SHUT UP! Everybody just SHUT UP! This is NOT the time to examine or question these results! This is the time to show your boss this scientific, scholarly article and get him to decide to give you a great honking big expensive Apple screen!
Now Sshhh! Sshhh! Quiet.
Print. Walk to office, walk through door, show boss article, exit through door, walk back to desk, sit down, go back to reading slashdot.
The article has things oversimplified. It's not a larger monitor that makes you more productive. It's more real estate that makes you more productive. With that 30 inch monitor came a higher resolution. A 30 inch monitor at 800x600 is not much more productive than a 15 incher.
A larger monitor is easier on the eyes, and if it's easier on the eyes, you can make the resolution higher, thus gaining more real estate and being able to put more windows on your screen.
Dual monitors always increase real estate so it's easy to see how they increase productivity. Getting a larger monitor doesn't always increase productivity unless it includes an increase in resolution.
Once again this proves that it's not the size that matters, it's how you use it.
"All great wisdom is contained in .signature files"
One piece I think people skip over is the benefit from rotating certain monitors to be oriented vertically. Most non-media-related computing tasks rely more on the y-axis (emails, code, web pages.); being able to see 100+ lines of code on the screen lets you have a lot more context.

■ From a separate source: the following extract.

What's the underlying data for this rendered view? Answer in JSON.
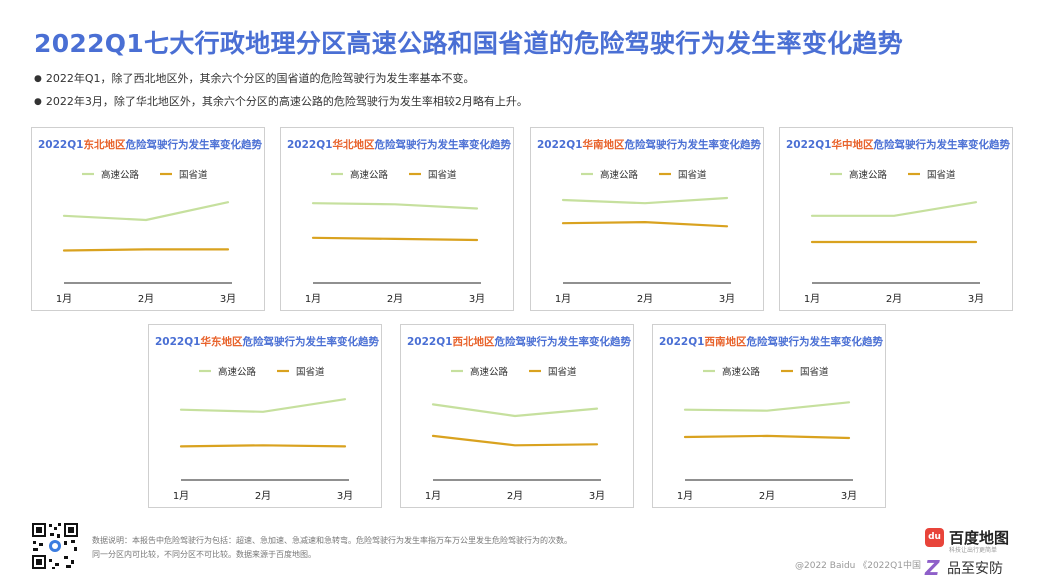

In addition, it helps to be able to maximize multiple windows rather than have one giant screen space and to have to manually resize (or use the clumsy tile windows capability.) If I had one 30" monitor it would drive me nuts; instead I have 3 20" Dell LCDs both at home and at work and it makes a huge difference to be able to maximize two windows on the left and center monitors and to leave the right monitor for email/IM/VMs. (I also usually have about 40-50 windows open at once, which some find strange -- a bunch of python shells, Komodo, Visual Studio, VMware, remote desktop, other text editors and tools, skype, AIM, winamp, photoshop, etc.)
The actually productivity boost comes from not needing to alt-tab, and thus avoiding the concomitant mental context switches; it's great to be able to look at a google search or API reference on one window while actually writing code instead of flipping back and forth and back and forth.
-fren
"Where are we going, and why am I in this handbasket?"
Well that's nice. I'm sick of hearing about how maximised windows are stupid and useless, and how I just don't understand. People who still say that never seem to imagine this scenario: I'm about to do some programming for a few hours. I don't want to see anything else while I do that, so I'd rather I get to maximise, e.g. Visual Studio and block out everything else. But according to these people, I should not maximise my window, but leave other apps visible so I can drag and drop between them, or just not use the whole screen area because it in some way offends their sensibilities. (Newsflash to these geniuses: you can still drag and drop to other apps from a maximised app - try hovering over the Windows task bar while dragging sometime).
But then, some people can't bear the fact that the way they work might not be the super optimal best way of working for everyone else, and so decide not to accept it. Personally, I use Windows on a two monitor system (which I find does help my productivity compared to a single monitor, thanks), maximise apps often, and use Alt-Tab to context switch, often so fast that people watching can't follow what I'm doing. Is the best way for my Dad to work? Probably not. Sure, I'll point out alternative working models to people, but that doesn't mean it's easiest for them. The Mac desktop model usually drives me mad, with hard drives/CDs hiding behind all the other windows, etc., but lots of Mac users love it. So what? People are different. Film at 11.
Me no understand.
Fitt's Law:
Surely this explicitly takes into account the menu bar being waaay over there? Or have I misunderstood?